Spectroscopic determination of carbon dimer densities in Ar-H2-CH4 and Ar-H2-C60 plasmas

In contrast to conventional methods of diamond chemical vapour deposition (CVD), nanocrystalline diamond CVD takes place with only a small fraction of feed gas hydrogen. Minimal amounts of CH3, believed critical in hydrogen-rich CVD, are expected to be produced in hydrogen-deficient systems and alternative mechanisms for diamond growth must be considered. The carbon dimer, C-2, is believed to be an important species in these growth environments. We have experimentally determined the density of gas phase C-2 in Ar-H-2-CH4 and Ar-H-2-C-60 microwave plasmas used to deposit nanocrystalline diamond. The C-2 density is monitored using high-sensitivity absorption spectroscopy of the d(3)Pi <-- a (3)Pi (0, 0) band as chamber pressure, microwave power, substrate temperature and feed gas mixtures are varied for these two chemical systems.
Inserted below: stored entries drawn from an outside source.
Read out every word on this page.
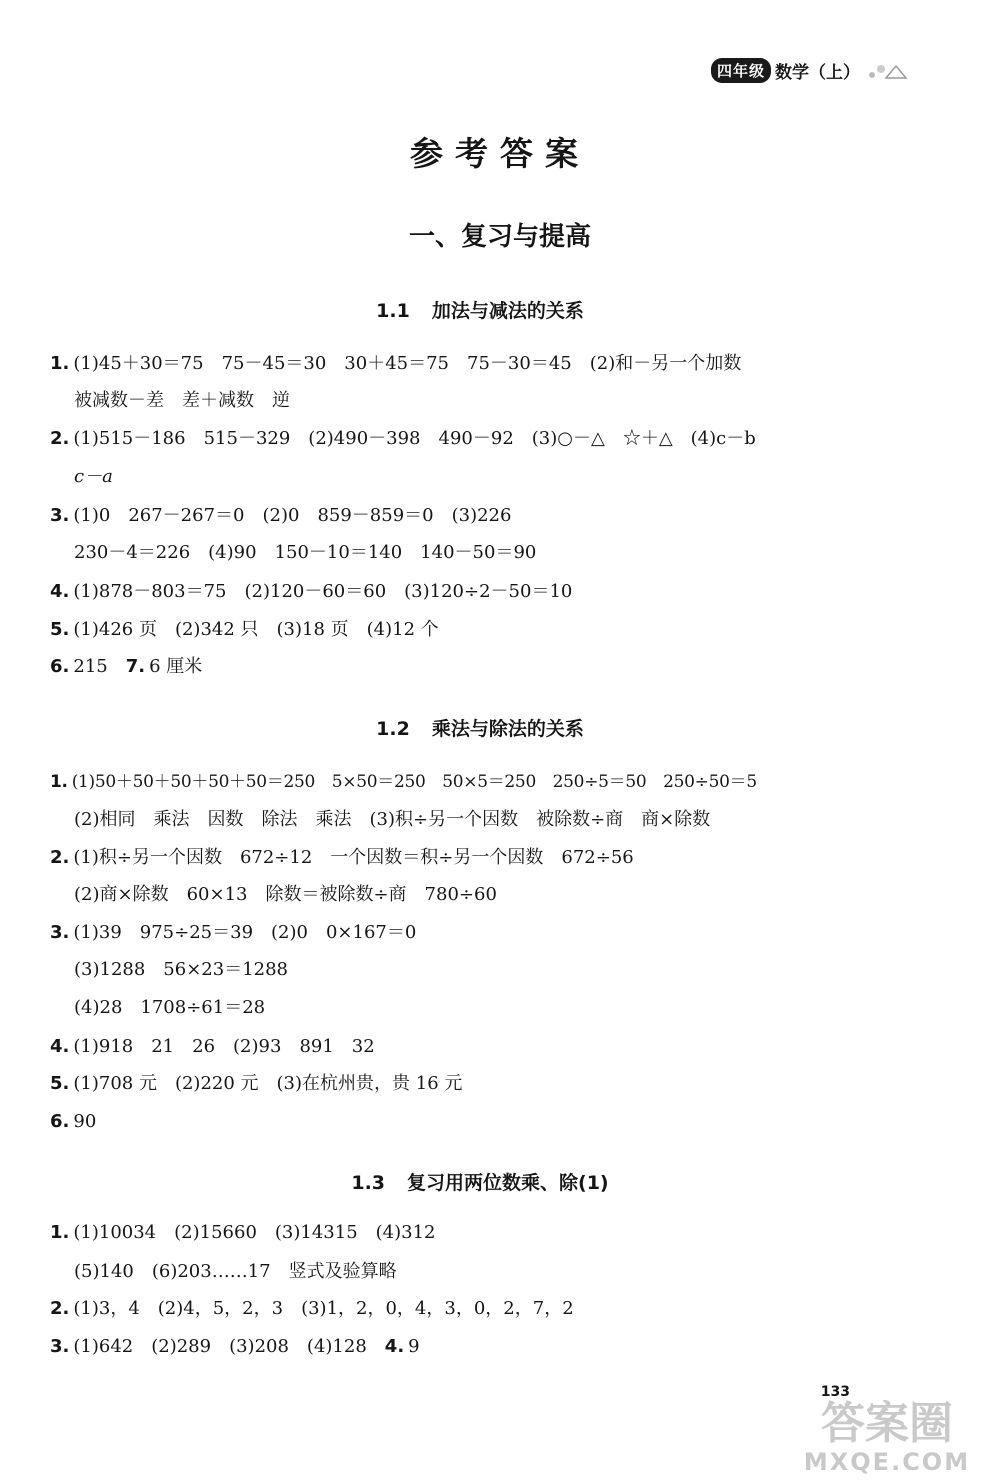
四年级 数学（上）
参考答案
一、复习与提高
1.1 加法与减法的关系
1. (1)45＋30＝75　75－45＝30　30＋45＝75　75－30＝45　(2)和－另一个加数
被减数－差　差＋减数　逆
2. (1)515－186　515－329　(2)490－398　490－92　(3)○－△　☆＋△　(4)c－b
c－a
3. (1)0　267－267＝0　(2)0　859－859＝0　(3)226
230－4＝226　(4)90　150－10＝140　140－50＝90
4. (1)878－803＝75　(2)120－60＝60　(3)120÷2－50＝10
5. (1)426 页　(2)342 只　(3)18 页　(4)12 个
6. 215　7. 6 厘米
1.2 乘法与除法的关系
1. (1)50＋50＋50＋50＋50＝250　5×50＝250　50×5＝250　250÷5＝50　250÷50＝5
(2)相同　乘法　因数　除法　乘法　(3)积÷另一个因数　被除数÷商　商×除数
2. (1)积÷另一个因数　672÷12　一个因数＝积÷另一个因数　672÷56
(2)商×除数　60×13　除数＝被除数÷商　780÷60
3. (1)39　975÷25＝39　(2)0　0×167＝0
(3)1288　56×23＝1288
(4)28　1708÷61＝28
4. (1)918　21　26　(2)93　891　32
5. (1)708 元　(2)220 元　(3)在杭州贵，贵 16 元
6. 90
1.3 复习用两位数乘、除(1)
1. (1)10034　(2)15660　(3)14315　(4)312
(5)140　(6)203……17　竖式及验算略
2. (1)3，4　(2)4，5，2，3　(3)1，2，0，4，3，0，2，7，2
3. (1)642　(2)289　(3)208　(4)128　4. 9
133
答案圈
MXQE.COM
The absolute density of C-2 is most sensitive to the total chamber pressure and fraction of carbon in all molecular species in the feed gas in Ar-H-2-C-60 discharges and to the total chamber pressure and substrate temperature in Ar-H-2-CH4 plasmas. We discuss possible C-2 production channels in both chemical systems. The efficiency of C-2 production from fullerene precursors is over an order of magnitude greater than that from hydrocarbon precursors.